With regard to the highly contentious proposed subdivision street on the 200 John Street panhandle, which has already been rejected by Denise Horne in her report accepted by Council in April of 2023, by Council again in its December 15, 2023 resolution and by the OLT in its October, 2024 Decision, staff state that the Marotta companies should be required to come back with a proposed access “that demonstrates the least overall intervention within the historic estate rather than simply the option that best satisfies engineering or site planning objectives”.
Concerning the proposed 85 foot high hotel next to the Rand Manor House staff note that it will “not be physically subordinate to the heritage buildings”, contrary to best practice heritage guidelines. Our supporters will recall that this was an important principle when the 2011 Council narrowly approved the Romance Inn proposal; thus the intent at the time was that the Inn be no more than 3 stories. The Marotta proposal is nearly triple that height. Staff therefore recommend that “further justification of the hotel’s proposed height, footprint and overall scale is required”.
In summary, the proper understanding of the Town heritage staff report is that they have recommended the current proposal be rejected and told Mr. Marotta to come back with a proposal that is “heritage first”. This is entirely consistent with the Council resolution of December 15, 2023 which clearly told Mr. Marotta to use a “constraints-based” approach to any Rand proposal-in other words accept the constraints the estate imposes on you and work within them rather than pretending they don’t exist or are inconvenient so they can be ignored.
The new staff heritage report is also entirely consistent with the well-reasoned OLT Decision in October of 2024. As reported to Council by Town lawyer Nancy Smith on October 21, 2024, the Tribunal in its Decision confirmed:
- Heritage protection extends to the landscape, setting and inter-relationships of attributes, not simply the attributes themselves
- Attribute demolition is a last resort. The goal of heritage conservation is to “tell the story” by the very existence of the attribute. Preservation is the goal
- Ms. Horne’s conservation approach was practical and thorough. The Tribunal endorsed it and ordered that most of the character-defining elements will be preserved and rehabilitated, or relocated where warranted.

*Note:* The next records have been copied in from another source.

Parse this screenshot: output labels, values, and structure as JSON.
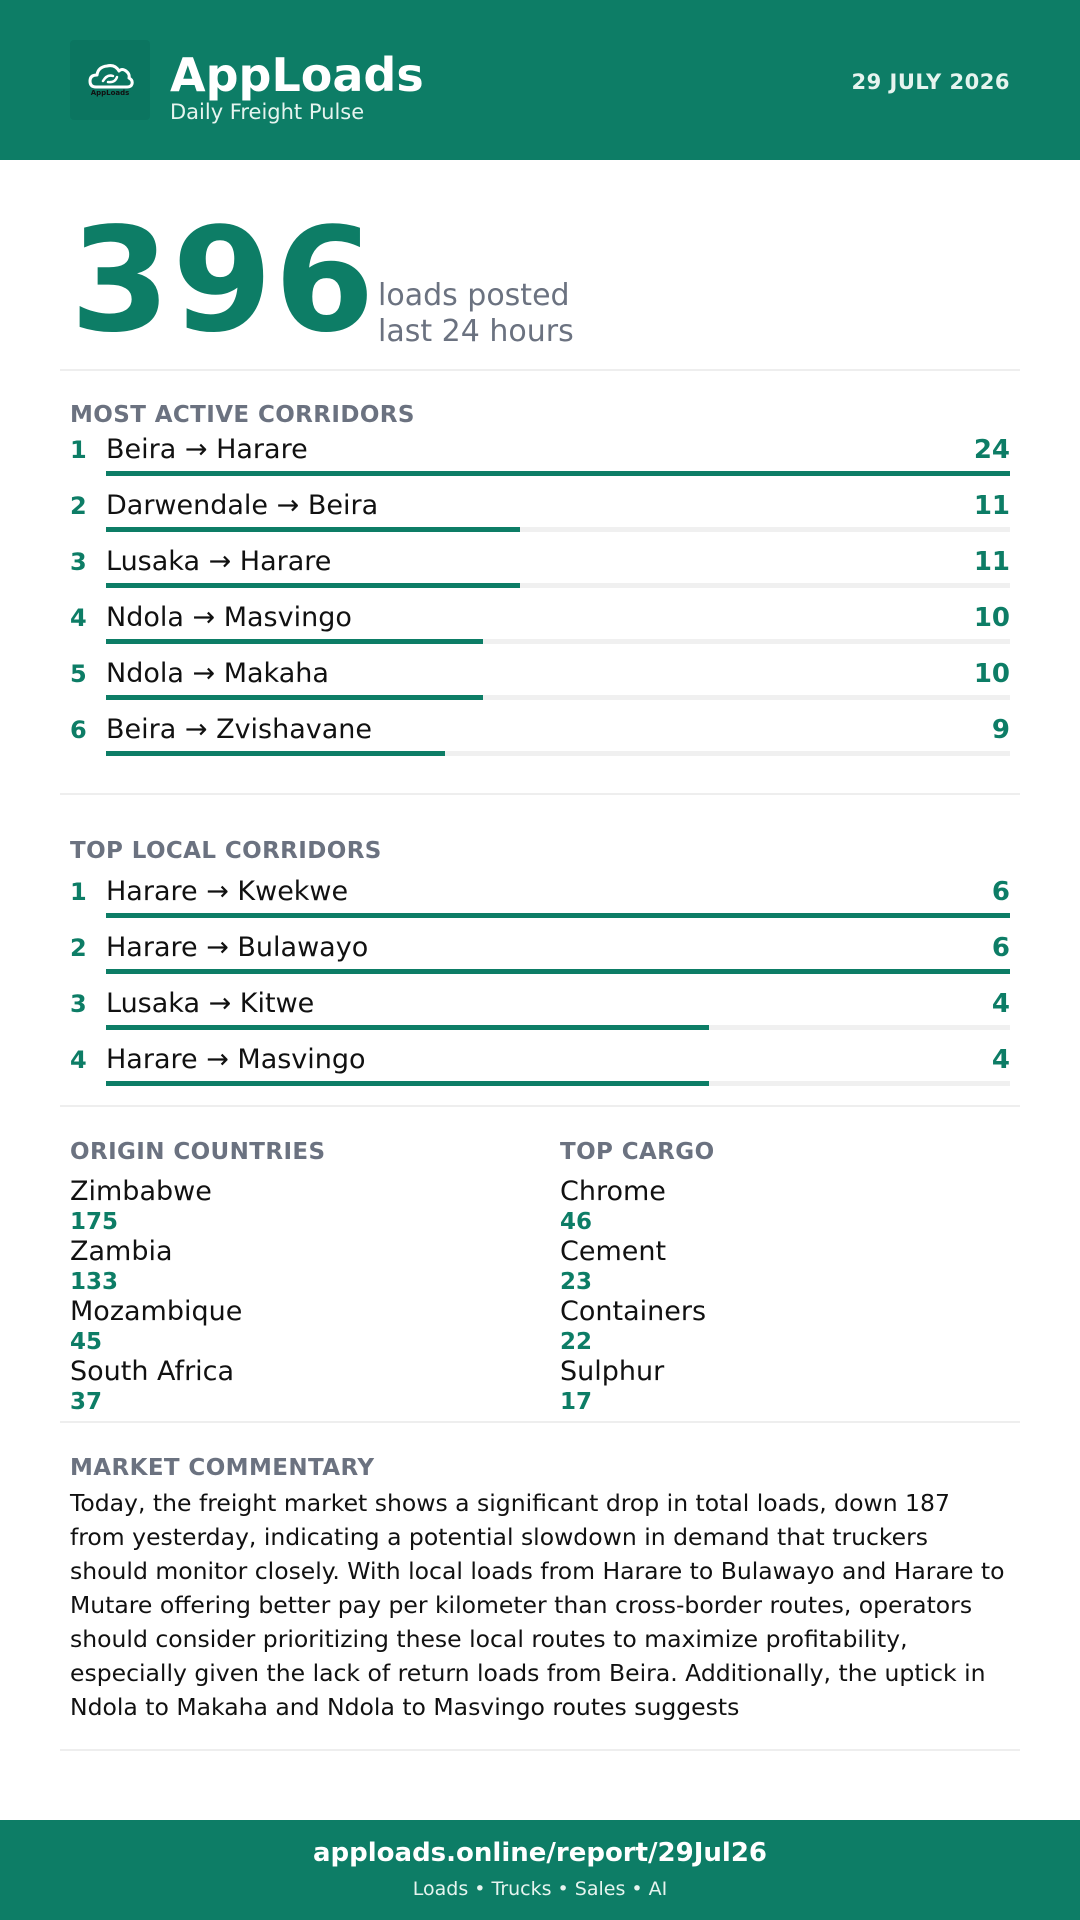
{
  "header": {
    "brand": "AppLoads",
    "tagline": "Daily Freight Pulse",
    "date": "29 JULY 2026",
    "logo_text": "AppLoads",
    "logo_icon": "cloud-icon"
  },
  "hero": {
    "count": "396",
    "label_line1": "loads posted",
    "label_line2": "last 24 hours"
  },
  "most_active": {
    "title": "MOST ACTIVE CORRIDORS",
    "max": 24,
    "items": [
      {
        "rank": "1",
        "route": "Beira → Harare",
        "count": 24
      },
      {
        "rank": "2",
        "route": "Darwendale → Beira",
        "count": 11
      },
      {
        "rank": "3",
        "route": "Lusaka → Harare",
        "count": 11
      },
      {
        "rank": "4",
        "route": "Ndola → Masvingo",
        "count": 10
      },
      {
        "rank": "5",
        "route": "Ndola → Makaha",
        "count": 10
      },
      {
        "rank": "6",
        "route": "Beira → Zvishavane",
        "count": 9
      }
    ]
  },
  "top_local": {
    "title": "TOP LOCAL CORRIDORS",
    "max": 6,
    "items": [
      {
        "rank": "1",
        "route": "Harare → Kwekwe",
        "count": 6
      },
      {
        "rank": "2",
        "route": "Harare → Bulawayo",
        "count": 6
      },
      {
        "rank": "3",
        "route": "Lusaka → Kitwe",
        "count": 4
      },
      {
        "rank": "4",
        "route": "Harare → Masvingo",
        "count": 4
      }
    ]
  },
  "origin_countries": {
    "title": "ORIGIN COUNTRIES",
    "items": [
      {
        "name": "Zimbabwe",
        "value": "175"
      },
      {
        "name": "Zambia",
        "value": "133"
      },
      {
        "name": "Mozambique",
        "value": "45"
      },
      {
        "name": "South Africa",
        "value": "37"
      }
    ]
  },
  "top_cargo": {
    "title": "TOP CARGO",
    "items": [
      {
        "name": "Chrome",
        "value": "46"
      },
      {
        "name": "Cement",
        "value": "23"
      },
      {
        "name": "Containers",
        "value": "22"
      },
      {
        "name": "Sulphur",
        "value": "17"
      }
    ]
  },
  "commentary": {
    "title": "MARKET COMMENTARY",
    "text": "Today, the freight market shows a significant drop in total loads, down 187 from yesterday, indicating a potential slowdown in demand that truckers should monitor closely. With local loads from Harare to Bulawayo and Harare to Mutare offering better pay per kilometer than cross-border routes, operators should consider prioritizing these local routes to maximize profitability, especially given the lack of return loads from Beira. Additionally, the uptick in Ndola to Makaha and Ndola to Masvingo routes suggests"
  },
  "footer": {
    "url": "apploads.online/report/29Jul26",
    "sub": "Loads • Trucks • Sales • AI"
  },
  "colors": {
    "brand": "#0d7d66",
    "muted": "#6b7280",
    "track": "#f0f0f0"
  }
}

- No panhandle access. Solmar must find another access solution which may, in all likelihood, involve a shared access through 1444/176 John for both a potential future hotel and the subdivision.
- The remaining trees [that the Marotta companies did not clear cut in 2018] are part of the cultural heritage landscape to be conserved.
In conclusion, Mr. Marotta has now been told five times- by Denise Horne in 2023, by Council when it endorsed her report at a meeting attended by hundreds in April of 2023, by Council again in its December 15, 2023 resolution, definitively by the OLT in its October 2024 Decision and now again by Town heritage staff that he can’t simply do what he wants at the Rand Estate and that he must accept and work within the many constraints the estate imposes on him. Will he finally get the message or do we have to keep on doing this over and over again? We’re not optimistic.
A reminder that this new staff report will be considered at the Municipal Heritage Committee meeting this coming Wednesday July 8 at the Council Chambers. We expect the Committee won’t reach the Rand matter until close to 7 pm.